Gli incendi contaminano anche i fondali del Mar Mediterraneo e gli animali che li popolano
Come dimostrato dal recente e devastante incendio che ha colpito la provincia di Oristano, in Sardegna, gli animali sono tra le principali vittime di questi eventi. Sono infatti centinaia le carcasse di esemplari selvatici e domestici recuperate dai soccorritori, arsi vivi dalle fiamme – come tanti cani legati alle catene – o intossicati a morte dal fumo. Anche se può apparire controintuitivo, ad essere colpiti dagli effetti catastrofici dei roghi non ci sono solo gli animali terrestri, ma anche quelli marini e tutta la catena alimentare a essi associati. A dimostrarlo un team di ricerca italiano composto da scienziati del Dipartimento di Scienze della Terra e dell'Ambiente (DISAT) e del Dipartimento di Economia, Management e Statistica dell'Università degli Studi di Milano – Bicocca.

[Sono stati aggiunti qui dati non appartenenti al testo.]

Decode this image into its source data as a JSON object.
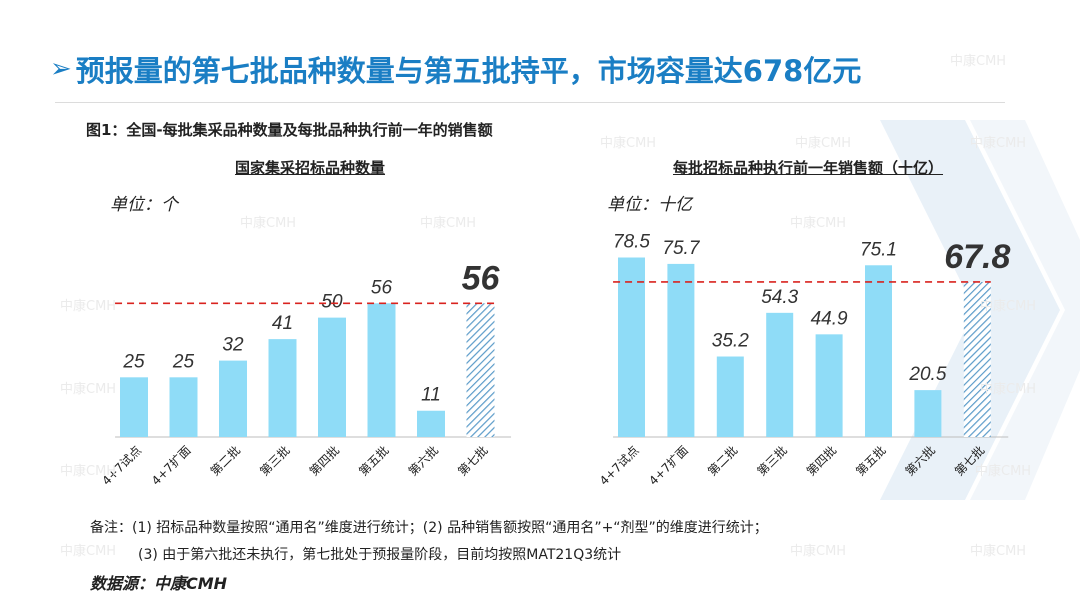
{
  "slide": {
    "title_arrow": "➢",
    "title": "预报量的第七批品种数量与第五批持平，市场容量达678亿元",
    "figure_caption": "图1：全国-每批集采品种数量及每批品种执行前一年的销售额",
    "notes_line1": "备注：(1) 招标品种数量按照“通用名”维度进行统计；(2) 品种销售额按照“通用名”+“剂型”的维度进行统计；",
    "notes_line2": "(3) 由于第六批还未执行，第七批处于预报量阶段，目前均按照MAT21Q3统计",
    "source": "数据源：中康CMH",
    "watermark": "中康CMH"
  },
  "colors": {
    "title": "#1a7ec4",
    "bar": "#8fdcf7",
    "hatch": "#5b9bc9",
    "ref_line": "#d9231f",
    "axis": "#bdbdbd",
    "watermark": "#ebebeb"
  },
  "chart_data": [
    {
      "type": "bar",
      "title": "国家集采招标品种数量",
      "unit_label": "单位：个",
      "categories": [
        "4+7试点",
        "4+7扩面",
        "第二批",
        "第三批",
        "第四批",
        "第五批",
        "第六批",
        "第七批"
      ],
      "values": [
        25,
        25,
        32,
        41,
        50,
        56,
        11,
        56
      ],
      "value_labels": [
        "25",
        "25",
        "32",
        "41",
        "50",
        "56",
        "11",
        "56"
      ],
      "highlight_index": 7,
      "highlight_style": "hatched",
      "reference_line": 56,
      "ylim": [
        0,
        80
      ],
      "grid": false
    },
    {
      "type": "bar",
      "title": "每批招标品种执行前一年销售额（十亿）",
      "unit_label": "单位：十亿",
      "categories": [
        "4+7试点",
        "4+7扩面",
        "第二批",
        "第三批",
        "第四批",
        "第五批",
        "第六批",
        "第七批"
      ],
      "values": [
        78.5,
        75.7,
        35.2,
        54.3,
        44.9,
        75.1,
        20.5,
        67.8
      ],
      "value_labels": [
        "78.5",
        "75.7",
        "35.2",
        "54.3",
        "44.9",
        "75.1",
        "20.5",
        "67.8"
      ],
      "highlight_index": 7,
      "highlight_style": "hatched",
      "reference_line": 67.8,
      "ylim": [
        0,
        82
      ],
      "grid": false
    }
  ]
}
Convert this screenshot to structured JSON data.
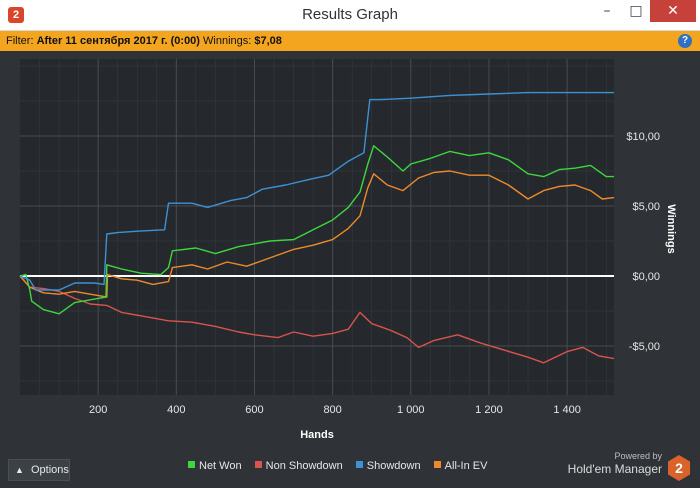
{
  "window": {
    "title": "Results Graph",
    "app_icon": "2",
    "buttons": {
      "minimize": "–",
      "maximize": "□",
      "close": "✕"
    }
  },
  "filter_bar": {
    "filter_label": "Filter:",
    "filter_value": "After 11 сентября 2017 г. (0:00)",
    "winnings_label": "Winnings:",
    "winnings_value": "$7,08",
    "help_icon": "?"
  },
  "colors": {
    "net_won": "#3ed63e",
    "non_showdown": "#d9534f",
    "showdown": "#3c92d6",
    "all_in_ev": "#ef8a2c",
    "zero_line": "#ffffff",
    "grid": "#474c51",
    "plot_bg": "#25292d"
  },
  "chart_data": {
    "type": "line",
    "xlabel": "Hands",
    "ylabel": "Winnings",
    "xlim": [
      0,
      1520
    ],
    "ylim": [
      -8.5,
      15.5
    ],
    "x_ticks": [
      200,
      400,
      600,
      800,
      1000,
      1200,
      1400
    ],
    "x_tick_labels": [
      "200",
      "400",
      "600",
      "800",
      "1 000",
      "1 200",
      "1 400"
    ],
    "y_ticks": [
      10,
      5,
      0,
      -5
    ],
    "y_tick_labels": [
      "$10,00",
      "$5,00",
      "$0,00",
      "-$5,00"
    ],
    "grid": true,
    "legend_position": "bottom",
    "series": [
      {
        "name": "Net Won",
        "color_key": "net_won",
        "points": [
          [
            0,
            0
          ],
          [
            15,
            0.1
          ],
          [
            25,
            -1
          ],
          [
            30,
            -1.8
          ],
          [
            60,
            -2.4
          ],
          [
            100,
            -2.7
          ],
          [
            140,
            -1.9
          ],
          [
            200,
            -1.6
          ],
          [
            220,
            -1.5
          ],
          [
            222,
            0.8
          ],
          [
            260,
            0.5
          ],
          [
            310,
            0.2
          ],
          [
            360,
            0.1
          ],
          [
            380,
            0.6
          ],
          [
            390,
            1.8
          ],
          [
            450,
            2
          ],
          [
            500,
            1.6
          ],
          [
            560,
            2.1
          ],
          [
            600,
            2.3
          ],
          [
            640,
            2.5
          ],
          [
            700,
            2.6
          ],
          [
            750,
            3.3
          ],
          [
            800,
            4.0
          ],
          [
            840,
            4.9
          ],
          [
            870,
            6.0
          ],
          [
            890,
            8.0
          ],
          [
            905,
            9.3
          ],
          [
            940,
            8.5
          ],
          [
            980,
            7.5
          ],
          [
            1000,
            8.0
          ],
          [
            1050,
            8.4
          ],
          [
            1100,
            8.9
          ],
          [
            1150,
            8.6
          ],
          [
            1200,
            8.8
          ],
          [
            1250,
            8.3
          ],
          [
            1300,
            7.3
          ],
          [
            1340,
            7.1
          ],
          [
            1380,
            7.6
          ],
          [
            1420,
            7.7
          ],
          [
            1460,
            7.9
          ],
          [
            1500,
            7.1
          ],
          [
            1520,
            7.1
          ]
        ]
      },
      {
        "name": "Non Showdown",
        "color_key": "non_showdown",
        "points": [
          [
            0,
            0
          ],
          [
            25,
            -0.8
          ],
          [
            60,
            -0.9
          ],
          [
            100,
            -1.1
          ],
          [
            140,
            -1.6
          ],
          [
            180,
            -2.0
          ],
          [
            222,
            -2.1
          ],
          [
            260,
            -2.6
          ],
          [
            320,
            -2.9
          ],
          [
            380,
            -3.2
          ],
          [
            440,
            -3.3
          ],
          [
            500,
            -3.6
          ],
          [
            560,
            -4.0
          ],
          [
            600,
            -4.2
          ],
          [
            660,
            -4.4
          ],
          [
            700,
            -4.0
          ],
          [
            750,
            -4.3
          ],
          [
            800,
            -4.1
          ],
          [
            840,
            -3.8
          ],
          [
            870,
            -2.6
          ],
          [
            900,
            -3.4
          ],
          [
            950,
            -3.9
          ],
          [
            990,
            -4.4
          ],
          [
            1020,
            -5.1
          ],
          [
            1060,
            -4.6
          ],
          [
            1120,
            -4.2
          ],
          [
            1180,
            -4.8
          ],
          [
            1240,
            -5.3
          ],
          [
            1300,
            -5.8
          ],
          [
            1340,
            -6.2
          ],
          [
            1400,
            -5.4
          ],
          [
            1440,
            -5.1
          ],
          [
            1480,
            -5.7
          ],
          [
            1520,
            -5.9
          ]
        ]
      },
      {
        "name": "Showdown",
        "color_key": "showdown",
        "points": [
          [
            0,
            0
          ],
          [
            25,
            -0.3
          ],
          [
            40,
            -1.0
          ],
          [
            100,
            -1.0
          ],
          [
            140,
            -0.5
          ],
          [
            190,
            -0.5
          ],
          [
            215,
            -0.6
          ],
          [
            222,
            3.0
          ],
          [
            250,
            3.1
          ],
          [
            300,
            3.2
          ],
          [
            370,
            3.3
          ],
          [
            380,
            5.2
          ],
          [
            440,
            5.2
          ],
          [
            480,
            4.9
          ],
          [
            540,
            5.4
          ],
          [
            580,
            5.6
          ],
          [
            620,
            6.2
          ],
          [
            680,
            6.5
          ],
          [
            740,
            6.9
          ],
          [
            790,
            7.2
          ],
          [
            840,
            8.2
          ],
          [
            880,
            8.8
          ],
          [
            895,
            12.6
          ],
          [
            920,
            12.6
          ],
          [
            1000,
            12.7
          ],
          [
            1100,
            12.9
          ],
          [
            1200,
            13.0
          ],
          [
            1300,
            13.1
          ],
          [
            1400,
            13.1
          ],
          [
            1520,
            13.1
          ]
        ]
      },
      {
        "name": "All-In EV",
        "color_key": "all_in_ev",
        "points": [
          [
            0,
            0
          ],
          [
            25,
            -0.8
          ],
          [
            60,
            -1.2
          ],
          [
            100,
            -1.3
          ],
          [
            140,
            -1.1
          ],
          [
            200,
            -1.4
          ],
          [
            222,
            -1.5
          ],
          [
            224,
            0.1
          ],
          [
            260,
            -0.2
          ],
          [
            300,
            -0.3
          ],
          [
            340,
            -0.6
          ],
          [
            380,
            -0.4
          ],
          [
            390,
            0.6
          ],
          [
            440,
            0.8
          ],
          [
            480,
            0.5
          ],
          [
            530,
            1.0
          ],
          [
            580,
            0.7
          ],
          [
            620,
            1.1
          ],
          [
            660,
            1.5
          ],
          [
            700,
            1.9
          ],
          [
            750,
            2.2
          ],
          [
            800,
            2.6
          ],
          [
            840,
            3.4
          ],
          [
            870,
            4.3
          ],
          [
            890,
            6.3
          ],
          [
            905,
            7.3
          ],
          [
            940,
            6.5
          ],
          [
            980,
            6.1
          ],
          [
            1020,
            7.0
          ],
          [
            1060,
            7.4
          ],
          [
            1100,
            7.5
          ],
          [
            1150,
            7.2
          ],
          [
            1200,
            7.2
          ],
          [
            1250,
            6.5
          ],
          [
            1300,
            5.5
          ],
          [
            1340,
            6.1
          ],
          [
            1380,
            6.4
          ],
          [
            1420,
            6.5
          ],
          [
            1460,
            6.1
          ],
          [
            1490,
            5.5
          ],
          [
            1520,
            5.6
          ]
        ]
      }
    ]
  },
  "footer": {
    "options_label": "Options",
    "options_chevron": "▲",
    "legend": [
      {
        "label": "Net Won",
        "color_key": "net_won"
      },
      {
        "label": "Non Showdown",
        "color_key": "non_showdown"
      },
      {
        "label": "Showdown",
        "color_key": "showdown"
      },
      {
        "label": "All-In EV",
        "color_key": "all_in_ev"
      }
    ],
    "powered_by": "Powered by",
    "brand_name": "Hold'em Manager",
    "brand_logo": "2"
  }
}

I ricercatori, coordinati dall'ecologa Sara Villa, sono giunti alle loro conclusioni dopo aver analizzato i livelli di inquinamento nei sedimenti di diversi fondali del Mar Mediterraneo. Gli scienziati hanno sfruttato i dati di diversi studi condotti dagli anni '80 del secolo scorso fino al 2019 e, attraverso un sofisticato modello matematico-statistico, hanno potuto rilevare interessanti associazioni temporali tra la presenza di sostanze inquinanti e gli incendi boschivi. La professoressa Villa e i colleghi si sono concentrati principalmente su 16 idrocarburi policiclici aromatici o IPA, composti inquinanti con note caratteristiche cancerogene e mutagene. Dall'analisi della loro origine gli esperti hanno determinato che larga parte degli IPA presenti nei fondali marini del “Mare Nostrum” deriva proprio dalle emissioni degli incendi. “Con i nostri indici abbiamo notato che l’origine della contaminazione era molto spesso legata a combustione di biomasse naturali”, ha dichiarato la professoressa Villa. “Ci siamo chiesti, quindi – ha proseguito l'esperta – che impatto avessero gli incendi sulla qualità dell’ambiente acquatico. Abbiamo constatato che all’aumentare degli incendi, aumenta la contaminazione dei sedimenti marini con un tempo di risposta di tre anni circa”.
Gli IPA possono avere sia un'origine artificiale – come processi industriali e combustione parziale di benzina e altri materiali – che naturale, sprigionati da vulcani in eruzione o appunto dai roghi (che molto spesso hanno comunque dietro la mano criminale dell'uomo). Attraverso le acque reflue, le precipitazioni e altri fenomeni meteorologici gli idrocarburi policiclici aromatici accumulatisi nell'ambiente finiscono nei fondali marini dove contaminano gli organismi bentonici, cioè quelli che vivono sul substrato ricco di sedimenti. Poiché questi animali rappresentano degli indicatori biologici sulla qualità degli ecosistemi e sono alla base delle catene alimentari, la loro contaminazione con sostanze così nocive rappresenta un pericolo per moltissime specie, comprese quelle che finiscono sulle nostre tavole.
Le informazioni ottenute da questo studio dovrebbero dunque sensibilizzare ulteriormente l'opinione pubblica sull'impatto ad ampio raggio degli incendi, spingendo le istituzioni a prendere tutte le misure necessarie per prevenirli. La minaccia è attualmente resa ancor più problematica a causa dei cambiamenti climatici, che determineranno incendi sempre più grandi e devastanti, come quello che ha recentemente colpito la Sardegna. Secondo un recente studio italo-spagnolo, entro la fine del secolo le aree divorate dalle fiamme in Europa potrebbero essere fino al 100 percento più estese di quelle colpite ai giorni nostri, con un impatto catastrofico non solo su animali terrestri, vegetazione, raccolti e infrastrutture, ma anche sui delicati ecosistemi marini. I dettagli della ricerca “Spatial and temporal trends in the ecological risk posed by polycyclic aromatic hydrocarbons in Mediterranean Sea sediments using large-scale monitoring data” sono stati pubblicati sulla rivista scientifica specializzata Ecological Indicators.